• Le héros épique au Moyen-Age

    Au Moyen-Age, les premiers romans de notre littérature apparaissent. Le mot roman désigne d'abord la langue vulgaire issue du latin, puis un récit (les premiers sont versifiés) dans cette langue.

    Les chansons de gestes célèbrent les exploits de guerriers comme Charlemagne et son neveu Roland.

    Plus tard, la littérature courtoise ajoute aux qualités guerrières des héros, des valeurs chevaleresques.  Ce sont les romans arthuriens de Chrétien de Troie au XIIème siècle, qui mettent en scène les personnages de la cour du roi Arthur, Perceval, Yvain, Lancelot, ou encore des légendes comme celle de Tristan et Iseut.
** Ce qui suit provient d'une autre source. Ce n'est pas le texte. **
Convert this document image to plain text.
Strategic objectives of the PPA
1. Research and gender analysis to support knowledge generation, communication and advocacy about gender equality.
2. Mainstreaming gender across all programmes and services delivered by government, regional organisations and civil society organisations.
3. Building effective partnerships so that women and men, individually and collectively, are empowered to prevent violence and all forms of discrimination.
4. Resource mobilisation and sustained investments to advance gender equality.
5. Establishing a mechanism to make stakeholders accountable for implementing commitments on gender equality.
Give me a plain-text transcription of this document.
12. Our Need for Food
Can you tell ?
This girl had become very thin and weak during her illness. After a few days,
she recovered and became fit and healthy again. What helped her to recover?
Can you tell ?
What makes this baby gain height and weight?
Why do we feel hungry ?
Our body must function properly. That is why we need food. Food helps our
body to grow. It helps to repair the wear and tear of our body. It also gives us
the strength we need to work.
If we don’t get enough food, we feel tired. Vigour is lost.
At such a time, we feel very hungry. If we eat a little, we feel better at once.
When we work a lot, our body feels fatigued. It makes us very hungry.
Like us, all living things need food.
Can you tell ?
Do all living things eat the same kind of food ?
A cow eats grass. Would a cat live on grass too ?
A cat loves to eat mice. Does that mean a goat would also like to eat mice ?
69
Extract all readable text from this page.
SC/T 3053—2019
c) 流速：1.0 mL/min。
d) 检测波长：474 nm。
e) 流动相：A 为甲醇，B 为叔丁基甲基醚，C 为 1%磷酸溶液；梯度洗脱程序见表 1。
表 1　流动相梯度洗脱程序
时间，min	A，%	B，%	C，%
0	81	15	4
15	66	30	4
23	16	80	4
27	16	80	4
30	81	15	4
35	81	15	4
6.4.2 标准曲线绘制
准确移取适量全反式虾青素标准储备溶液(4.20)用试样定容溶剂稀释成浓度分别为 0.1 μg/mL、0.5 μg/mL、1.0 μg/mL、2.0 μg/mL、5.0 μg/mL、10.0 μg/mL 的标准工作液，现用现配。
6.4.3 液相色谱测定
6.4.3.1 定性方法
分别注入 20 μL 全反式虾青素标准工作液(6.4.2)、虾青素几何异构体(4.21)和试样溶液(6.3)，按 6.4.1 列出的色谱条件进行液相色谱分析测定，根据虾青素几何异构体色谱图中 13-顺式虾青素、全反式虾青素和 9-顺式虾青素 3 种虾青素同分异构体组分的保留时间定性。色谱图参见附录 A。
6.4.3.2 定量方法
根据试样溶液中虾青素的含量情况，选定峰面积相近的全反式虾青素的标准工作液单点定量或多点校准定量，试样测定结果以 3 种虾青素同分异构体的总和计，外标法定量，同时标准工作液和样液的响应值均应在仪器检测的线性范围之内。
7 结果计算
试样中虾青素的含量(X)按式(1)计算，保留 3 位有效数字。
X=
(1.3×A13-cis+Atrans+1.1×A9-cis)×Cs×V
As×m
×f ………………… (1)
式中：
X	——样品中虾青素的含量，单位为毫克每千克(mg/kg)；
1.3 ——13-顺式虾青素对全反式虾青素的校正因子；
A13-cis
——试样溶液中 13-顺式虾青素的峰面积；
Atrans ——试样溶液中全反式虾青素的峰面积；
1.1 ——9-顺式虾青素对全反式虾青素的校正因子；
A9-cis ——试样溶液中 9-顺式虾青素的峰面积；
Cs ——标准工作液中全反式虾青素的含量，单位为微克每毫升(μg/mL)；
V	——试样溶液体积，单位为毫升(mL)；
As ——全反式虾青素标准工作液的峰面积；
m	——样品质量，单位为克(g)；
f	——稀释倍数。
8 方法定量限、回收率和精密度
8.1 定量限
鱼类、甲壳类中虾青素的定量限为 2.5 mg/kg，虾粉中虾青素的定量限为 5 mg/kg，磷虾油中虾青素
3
      Le Roman de Tristan et Iseut[i]  raconte l'amour malheureux de Tristan, neveu du roi Marc, roi de Cornouailles, et de la princesse Yseult, épouse du roi Marc. Dans ce passage situé avant la rencontre des futurs amants, le héros, Tristan, va affronter sur une petite île le Morholt, un puissant seigneur irlandais qui exige du roi Marc une terrible rançon  : trois cent jeunes gens et trois cents jeunes filles.

     

    Tristan monta seul dans une barque et cingla1 vers l’île Saint-Samson. Mais le Morholt avait tendu à son mât une voile de riche pourpre, et le premier il aborda dans l’île. Il attachait sa barque au rivage, quand Tristan, touchant terre à son tour, repoussa du pied la sienne vers la mer.

    « Vassal, que fais-tu ? dit le Morholt, et pourquoi n’as-tu pas retenu comme moi ta barque par une amarre ?

    - Vassal, à quoi bon ? répondit Tristan. L’un de nous reviendra seul vivant d’ici : une seule barque ne lui suffit-elle pas ? »

    Et tous deux, s’excitant au combat par des paroles outrageuses, s’enfoncèrent dans l’île.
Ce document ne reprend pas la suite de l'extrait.